Ma nelle settimane successive la guerra entrò ancor più nel vivo: la battaglia si spostò sul Sangro, lungo la linea Gustav, e fu molto cruenta. Nel cimitero inglese di Torino di Sangro ed in quello canadese di Ortona sono sepolti 4.232 soldati dell’esercito alleato!
Con grande desolazione dobbiamo constatare che le immani sciagure della seconda guerra mondiale non hanno insegnato nulla. Stiamo ripartendo daccapo!
Aneddoti raccontati nella famiglia Canci : 1. nelle campagne si trovava da bere anice. Non ho mai capito se questo era dovuto a temporanea impossibilità di prendere acqua dalle fonti o se é stata un’esperienza singola di un gruppo di persone. Era un ricordo di mia madre bambina.
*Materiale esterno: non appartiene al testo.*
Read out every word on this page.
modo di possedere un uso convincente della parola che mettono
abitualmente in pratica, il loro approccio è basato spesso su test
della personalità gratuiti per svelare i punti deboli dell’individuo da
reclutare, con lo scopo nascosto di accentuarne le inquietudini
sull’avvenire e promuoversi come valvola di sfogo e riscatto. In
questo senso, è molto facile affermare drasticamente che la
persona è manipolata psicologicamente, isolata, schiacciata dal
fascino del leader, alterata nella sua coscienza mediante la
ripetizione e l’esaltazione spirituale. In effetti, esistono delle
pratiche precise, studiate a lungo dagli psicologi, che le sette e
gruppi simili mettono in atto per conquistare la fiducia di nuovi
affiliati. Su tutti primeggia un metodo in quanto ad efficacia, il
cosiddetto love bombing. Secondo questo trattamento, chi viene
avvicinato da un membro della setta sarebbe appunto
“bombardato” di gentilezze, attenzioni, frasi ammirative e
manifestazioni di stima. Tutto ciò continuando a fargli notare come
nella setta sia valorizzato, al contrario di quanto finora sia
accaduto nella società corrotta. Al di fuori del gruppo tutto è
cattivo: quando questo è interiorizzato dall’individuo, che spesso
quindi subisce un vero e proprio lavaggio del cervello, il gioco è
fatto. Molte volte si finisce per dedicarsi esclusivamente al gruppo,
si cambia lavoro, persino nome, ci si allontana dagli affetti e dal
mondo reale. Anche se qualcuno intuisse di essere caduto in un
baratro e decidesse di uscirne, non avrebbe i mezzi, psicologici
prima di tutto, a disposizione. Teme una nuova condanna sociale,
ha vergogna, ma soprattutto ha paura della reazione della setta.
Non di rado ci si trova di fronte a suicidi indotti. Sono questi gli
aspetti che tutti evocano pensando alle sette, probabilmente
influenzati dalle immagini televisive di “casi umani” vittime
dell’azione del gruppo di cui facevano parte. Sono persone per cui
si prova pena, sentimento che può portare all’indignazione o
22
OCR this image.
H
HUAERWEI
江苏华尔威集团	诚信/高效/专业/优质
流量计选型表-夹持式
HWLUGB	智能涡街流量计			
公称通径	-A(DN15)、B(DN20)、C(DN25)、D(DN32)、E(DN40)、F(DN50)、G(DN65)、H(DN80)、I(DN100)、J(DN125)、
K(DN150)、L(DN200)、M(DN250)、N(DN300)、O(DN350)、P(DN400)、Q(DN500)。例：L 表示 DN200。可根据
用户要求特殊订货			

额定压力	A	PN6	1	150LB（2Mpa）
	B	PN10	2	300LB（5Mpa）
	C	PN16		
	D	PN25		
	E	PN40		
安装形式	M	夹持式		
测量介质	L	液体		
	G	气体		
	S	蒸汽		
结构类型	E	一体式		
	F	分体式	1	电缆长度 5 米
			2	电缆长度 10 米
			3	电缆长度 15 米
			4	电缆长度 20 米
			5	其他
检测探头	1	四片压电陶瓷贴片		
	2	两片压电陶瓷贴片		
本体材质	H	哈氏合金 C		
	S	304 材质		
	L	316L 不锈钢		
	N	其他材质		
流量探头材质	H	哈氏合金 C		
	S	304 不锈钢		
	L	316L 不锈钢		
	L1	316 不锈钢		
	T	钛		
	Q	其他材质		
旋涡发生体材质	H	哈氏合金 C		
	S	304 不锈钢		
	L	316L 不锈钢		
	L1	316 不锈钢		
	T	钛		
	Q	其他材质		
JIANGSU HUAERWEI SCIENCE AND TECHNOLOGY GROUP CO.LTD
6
2. all’arrivo delle truppe inglesi in via Roma, un signore anziano sventolava il fazzoletto lentamente dall’alto al basso, dicendo in un italiano distorto “Vivo!” (=evviva). Mio bisnonno Francesco Paolo Canci, commentava ad ogni gesto “Sciò masch” (=vai via mosca). Questo aneddoto veniva raccontato a memoria di un certo umorismo non solo del bisnonno, ma che era spesso presente nelle persone del tempo, nonostante le dure prove da affrontare.